When is the governor going to sign the tax extension?
The deadline will "almost certainly" be extended - hopefully soon - to at least June 30. It's really a question of whether it will be extended to June 30 or July 15.
How is the IRS assessing the AGI for the stimulus package? 2019 if filed and if not then 2018? So if we have a client who had higher than normal AGI in 2018 we need to move them to the top of the pile to get them out quickly?Our understanding is that the rebates will use 2019 tax returns to determine the amount - or 2018 if the taxpayer has not filed 2019 - and then the rebate will ultimately be reconciled based on 2020 income. Overpayments will not be required to be paid back.

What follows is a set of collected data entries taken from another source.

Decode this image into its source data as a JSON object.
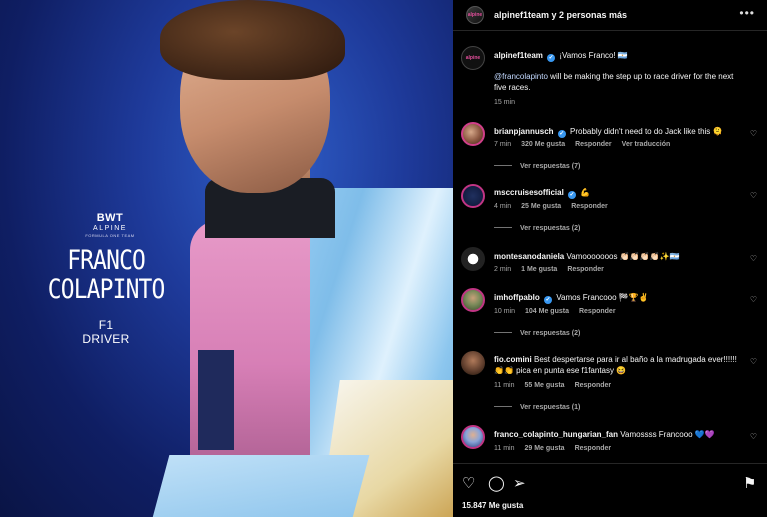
{
  "photo": {
    "brand_logo": "BWT",
    "brand_team": "ALPINE",
    "brand_sub": "FORMULA ONE TEAM",
    "driver_name_line1": "FRANCO",
    "driver_name_line2": "COLAPINTO",
    "driver_role": "F1 DRIVER"
  },
  "post_header": {
    "avatar_text": "alpine",
    "title": "alpinef1team y 2 personas más",
    "more_icon": "more-horizontal-icon"
  },
  "caption": {
    "username": "alpinef1team",
    "text": "¡Vamos Franco! 🇦🇷",
    "mention": "@francolapinto",
    "body": "will be making the step up to race driver for the next five races.",
    "time": "15 min"
  },
  "comments": [
    {
      "username": "brianpjannusch",
      "verified": true,
      "text": "Probably didn't need to do Jack like this 🫠",
      "time": "7 min",
      "likes": "320 Me gusta",
      "reply": "Responder",
      "translate": "Ver traducción",
      "replies": "Ver respuestas (7)"
    },
    {
      "username": "msccruisesofficial",
      "verified": true,
      "text": "💪",
      "time": "4 min",
      "likes": "25 Me gusta",
      "reply": "Responder",
      "replies": "Ver respuestas (2)"
    },
    {
      "username": "montesanodaniela",
      "verified": false,
      "text": "Vamooooooos 👏🏻👏🏻👏🏻👏🏻✨🇦🇷",
      "time": "2 min",
      "likes": "1 Me gusta",
      "reply": "Responder",
      "replies": ""
    },
    {
      "username": "imhoffpablo",
      "verified": true,
      "text": "Vamos Francooo 🏁🏆✌️",
      "time": "10 min",
      "likes": "104 Me gusta",
      "reply": "Responder",
      "replies": "Ver respuestas (2)"
    },
    {
      "username": "fio.comini",
      "verified": false,
      "text": "Best despertarse para ir al baño a la madrugada ever!!!!!! 👏👏 pica en punta ese f1fantasy 😆",
      "time": "11 min",
      "likes": "55 Me gusta",
      "reply": "Responder",
      "replies": "Ver respuestas (1)"
    },
    {
      "username": "franco_colapinto_hungarian_fan",
      "verified": false,
      "text": "Vamossss Francooo 💙💜",
      "time": "11 min",
      "likes": "29 Me gusta",
      "reply": "Responder",
      "replies": ""
    }
  ],
  "footer": {
    "likes": "15.847 Me gusta"
  }
}
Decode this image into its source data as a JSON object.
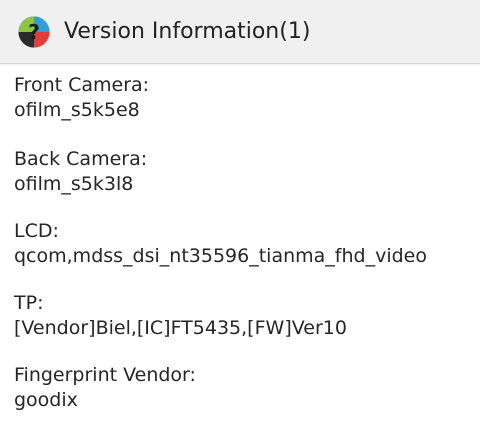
{
  "header": {
    "title": "Version Information(1)",
    "icon": "question-mark-icon"
  },
  "info": [
    {
      "label": "Front Camera:",
      "value": "ofilm_s5k5e8"
    },
    {
      "label": "Back  Camera:",
      "value": "ofilm_s5k3l8"
    },
    {
      "label": "LCD:",
      "value": "qcom,mdss_dsi_nt35596_tianma_fhd_video"
    },
    {
      "label": "TP:",
      "value": "[Vendor]Biel,[IC]FT5435,[FW]Ver10"
    },
    {
      "label": "Fingerprint Vendor:",
      "value": "goodix"
    }
  ],
  "colors": {
    "header_background": "#f0f0f0",
    "text": "#262626"
  }
}
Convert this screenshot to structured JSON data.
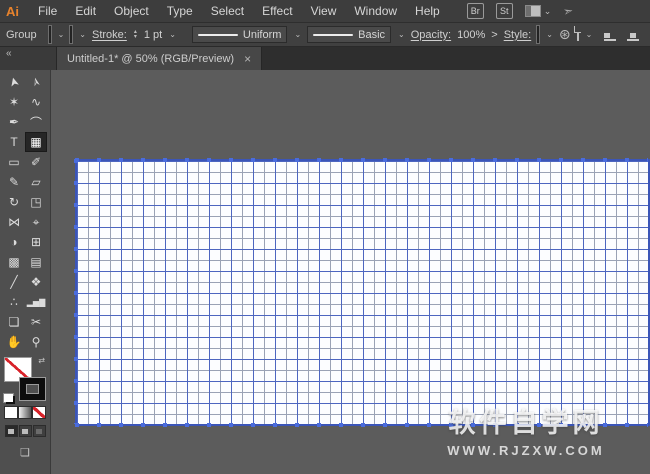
{
  "menubar": {
    "logo": "Ai",
    "items": [
      "File",
      "Edit",
      "Object",
      "Type",
      "Select",
      "Effect",
      "View",
      "Window",
      "Help"
    ],
    "bridge": "Br",
    "stock": "St"
  },
  "controlbar": {
    "selection_label": "Group",
    "stroke_label": "Stroke:",
    "stroke_weight": "1 pt",
    "profile": "Uniform",
    "brush": "Basic",
    "opacity_label": "Opacity:",
    "opacity_value": "100%",
    "overflow_chevron": ">",
    "style_label": "Style:"
  },
  "tabbar": {
    "collapse_glyph": "«",
    "title": "Untitled-1* @ 50% (RGB/Preview)",
    "close_glyph": "×"
  },
  "ui": {
    "chevron": "⌄",
    "stepper_up": "▴",
    "stepper_down": "▾",
    "recolor_glyph": "⊛",
    "share_glyph": "➣",
    "swap_glyph": "⇄",
    "screen_mode_glyph": "❏"
  },
  "tools": [
    {
      "name": "selection",
      "glyph": "➤"
    },
    {
      "name": "direct-selection",
      "glyph": "➢"
    },
    {
      "name": "magic-wand",
      "glyph": "✶"
    },
    {
      "name": "lasso",
      "glyph": "∿"
    },
    {
      "name": "pen",
      "glyph": "✒"
    },
    {
      "name": "curvature",
      "glyph": "⌒"
    },
    {
      "name": "type",
      "glyph": "T"
    },
    {
      "name": "rectangular-grid",
      "glyph": "▦",
      "active": true
    },
    {
      "name": "rectangle",
      "glyph": "▭"
    },
    {
      "name": "paintbrush",
      "glyph": "✐"
    },
    {
      "name": "shaper",
      "glyph": "✎"
    },
    {
      "name": "eraser",
      "glyph": "▱"
    },
    {
      "name": "rotate",
      "glyph": "↻"
    },
    {
      "name": "scale",
      "glyph": "◳"
    },
    {
      "name": "width",
      "glyph": "⋈"
    },
    {
      "name": "puppet-warp",
      "glyph": "⌖"
    },
    {
      "name": "shape-builder",
      "glyph": "◑"
    },
    {
      "name": "perspective-grid",
      "glyph": "⊞"
    },
    {
      "name": "mesh",
      "glyph": "▩"
    },
    {
      "name": "gradient",
      "glyph": "▤"
    },
    {
      "name": "eyedropper",
      "glyph": "╱"
    },
    {
      "name": "blend",
      "glyph": "❖"
    },
    {
      "name": "symbol-sprayer",
      "glyph": "∴"
    },
    {
      "name": "column-graph",
      "glyph": "▂▅▇"
    },
    {
      "name": "artboard",
      "glyph": "❏"
    },
    {
      "name": "slice",
      "glyph": "✂"
    },
    {
      "name": "hand",
      "glyph": "✋"
    },
    {
      "name": "zoom",
      "glyph": "⚲"
    }
  ],
  "canvas": {
    "watermark_line1": "软件自学网",
    "watermark_line2": "WWW.RJZXW.COM"
  },
  "colors": {
    "accent_blue": "#4a6cdc",
    "grid_line_blue": "#4d66c0",
    "grid_line_gray": "#9aa2b5",
    "artboard_white": "#fcfdff",
    "logo_orange": "#e8832c",
    "none_slash_red": "#d8232a"
  }
}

Can you confirm that the family leave and sick leave provisions only apply to those who are employed as of 4/2? So if a worker is laid off prior to this date, the employer does not have a responsibility as it now stands. Correct?From the DOL website: The FFCRA’s paid leave provisions are effective on April 1, 2020, and apply to leave taken between April 1, 2020, and December 31, 2020.
What about college graduates that just started to work in 2019, they should file their 2019 return ASAP in order to be eligible for the 1200 refundable tax credit, is that correct? We don't know for sure yet what will happen if there's no 2018 or 2019 tax return, but there's a chance you might not get a stimulus check. However, even if you don't get a check now, you won't lose out on the money—you'll just have to wait until next year to get it. The way the law is written, the checks that will be sent now are actually just advanced payments of a new refundable tax credit for the 2020 tax year. So, if you don't get a stimulus payment in 2020, you can claim it next year as a refund or reduction of the tax you owe if you file a 2020 tax return by April 15, 2021.

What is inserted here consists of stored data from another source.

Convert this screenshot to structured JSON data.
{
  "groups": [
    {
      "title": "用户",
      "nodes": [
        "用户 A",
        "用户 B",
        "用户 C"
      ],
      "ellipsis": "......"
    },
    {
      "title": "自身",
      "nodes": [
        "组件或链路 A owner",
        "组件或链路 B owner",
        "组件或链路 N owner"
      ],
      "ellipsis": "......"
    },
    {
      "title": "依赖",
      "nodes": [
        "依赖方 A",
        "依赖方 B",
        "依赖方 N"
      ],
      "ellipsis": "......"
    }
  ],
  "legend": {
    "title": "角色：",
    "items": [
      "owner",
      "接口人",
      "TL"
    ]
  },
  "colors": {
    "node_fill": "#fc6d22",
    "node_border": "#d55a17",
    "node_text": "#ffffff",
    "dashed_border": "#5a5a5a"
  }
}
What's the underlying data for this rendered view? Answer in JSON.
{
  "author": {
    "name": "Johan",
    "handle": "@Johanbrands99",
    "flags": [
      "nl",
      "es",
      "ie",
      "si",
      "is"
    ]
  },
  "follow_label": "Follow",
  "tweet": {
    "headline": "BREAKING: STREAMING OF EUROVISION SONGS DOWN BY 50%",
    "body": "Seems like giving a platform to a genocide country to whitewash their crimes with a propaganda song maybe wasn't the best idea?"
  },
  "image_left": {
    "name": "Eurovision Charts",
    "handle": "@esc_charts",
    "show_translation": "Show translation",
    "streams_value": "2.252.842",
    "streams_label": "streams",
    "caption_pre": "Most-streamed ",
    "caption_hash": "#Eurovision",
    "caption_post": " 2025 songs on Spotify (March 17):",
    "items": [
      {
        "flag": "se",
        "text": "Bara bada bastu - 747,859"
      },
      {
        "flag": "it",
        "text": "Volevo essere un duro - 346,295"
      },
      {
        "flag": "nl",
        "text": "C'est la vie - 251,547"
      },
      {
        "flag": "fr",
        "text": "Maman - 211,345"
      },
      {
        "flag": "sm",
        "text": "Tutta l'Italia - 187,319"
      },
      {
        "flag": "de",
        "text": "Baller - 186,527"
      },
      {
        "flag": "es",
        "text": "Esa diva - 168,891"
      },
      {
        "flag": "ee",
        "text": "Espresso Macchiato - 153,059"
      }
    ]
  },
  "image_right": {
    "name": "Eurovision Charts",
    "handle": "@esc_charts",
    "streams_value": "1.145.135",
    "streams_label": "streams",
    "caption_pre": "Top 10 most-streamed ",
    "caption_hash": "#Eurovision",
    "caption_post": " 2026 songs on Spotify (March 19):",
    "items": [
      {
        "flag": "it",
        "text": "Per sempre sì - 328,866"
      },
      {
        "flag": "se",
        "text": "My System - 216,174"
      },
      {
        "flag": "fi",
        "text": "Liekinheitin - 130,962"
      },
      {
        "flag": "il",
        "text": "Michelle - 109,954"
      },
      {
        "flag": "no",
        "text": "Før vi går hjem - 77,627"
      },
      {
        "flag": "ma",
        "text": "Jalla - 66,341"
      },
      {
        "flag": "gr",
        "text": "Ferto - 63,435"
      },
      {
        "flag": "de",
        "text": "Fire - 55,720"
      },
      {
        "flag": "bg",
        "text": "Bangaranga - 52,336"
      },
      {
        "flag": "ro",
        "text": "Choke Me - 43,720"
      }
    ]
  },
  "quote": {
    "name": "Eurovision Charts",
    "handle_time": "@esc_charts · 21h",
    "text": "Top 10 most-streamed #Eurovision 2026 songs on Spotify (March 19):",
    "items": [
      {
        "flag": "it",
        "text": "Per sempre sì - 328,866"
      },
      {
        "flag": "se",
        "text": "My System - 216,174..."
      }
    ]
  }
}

Since formal federal extensions dont need to be filed, how does that effect contributions to PS Plans, 401Ks, etc. which generally require a valid extension to defer payments to to the due date of the return?
Those are also extended to July 15. See this IRS FAQ.
The WSJ reported that although the stimulus checks will be based upon 2018 & 2019 filings, ultimately the 2020 AGI is what will determine eligibility and amount of the credit. Those who have been underpaid, based upon their 2020 AGI, will receive a refundable tax credit when they file their 2020 returns. Those who were overpaid will not be required to pay that amount back. Please confirm or deny this.
Our understanding is that the rebates will use 2019 tax returns to determine the amount - or 2018 if the taxpayer has not filed 2019 - and then the rebate will ultimately be reconciled based on 2020 income. Overpayments will not be required to be paid back.
Once the bill is signed will the NJCPA be offering webinars to help us to deal with the details?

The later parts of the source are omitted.